I think I'll leave out any support for 'poke' for now. Once people start moving maps to RAM and dynamically adjusting them a value by value protocol may need to be rethought.

Thanks again,
-jjf

 

On an offtopic note, the reason the poke method works, is your only making a few small changes at a time, as the unchanged data won't be updated.. The resulting map wouldn't be loaded into memory, but flashed perminently later.

But I understand not supporting this yet simply because we havent written code to do it. It may make more sense to do block writes, but I am just the guy developing the interfaces and programs for the PC, the ROM hacks are a group contributed effort on aktivematrix.com

 

jjf,

Using your method above, what ID value would I configure the protocols.xml file with to log request 2C and 2D, to be assembled into a 16 bit number?
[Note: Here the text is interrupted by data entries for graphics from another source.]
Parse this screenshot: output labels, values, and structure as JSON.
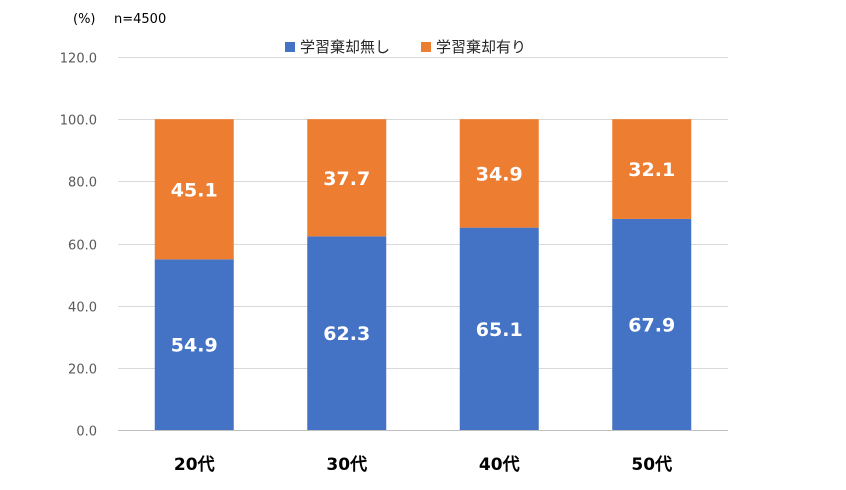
{
  "chart_data": {
    "type": "bar",
    "stacked": true,
    "unit_label": "(%)",
    "n_label": "n=4500",
    "categories": [
      "20代",
      "30代",
      "40代",
      "50代"
    ],
    "series": [
      {
        "name": "学習棄却無し",
        "color": "#4472C4",
        "values": [
          54.9,
          62.3,
          65.1,
          67.9
        ]
      },
      {
        "name": "学習棄却有り",
        "color": "#ED7D31",
        "values": [
          45.1,
          37.7,
          34.9,
          32.1
        ]
      }
    ],
    "ylim": [
      0,
      120
    ],
    "yticks": [
      "0.0",
      "20.0",
      "40.0",
      "60.0",
      "80.0",
      "100.0",
      "120.0"
    ],
    "grid": true,
    "legend": "top"
  }
}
Actually, I think the MSB (2C) contains 3 bits and the LSB (2D) contains 8 bits, but that shouldn't matter, right, seeing that the first 3 bits will just be 0?


Thanks,
Eric

 

0x0100002C. This would tell the protocol handler to make two byte requests (2c and an 'extra' at 2D, then assemble them into a unsigned 16 bit word (no problem if the top bits are 0).

The Enginuity SVN server seemed to be down (or at least very sluggish) last night, so I'll be checking in the changes described above later today (probably this evening). At that point, the built control and test will update as well. So you could just download it and the LogWorks plug-in, which uses the same control, would pick up the new ability (you would put in the protocol XML line with # (#0100002C) not 0x for the LogWorks plug-in).

The LogWorks installer will be updating early in the week. There are a couple of new plugins (by request). At that time, the updated control will be included with it as well.

I hope the above is clear!
-jjf

 

Finally got a chance to try out the 2 byte load and compare it to calculated load. Turns out that calculated load seems to diverge away from actual load at the highest load values. Not too far off at the lower load values. Anyhow, 2 byte load is pretty easy to log. Thanks again.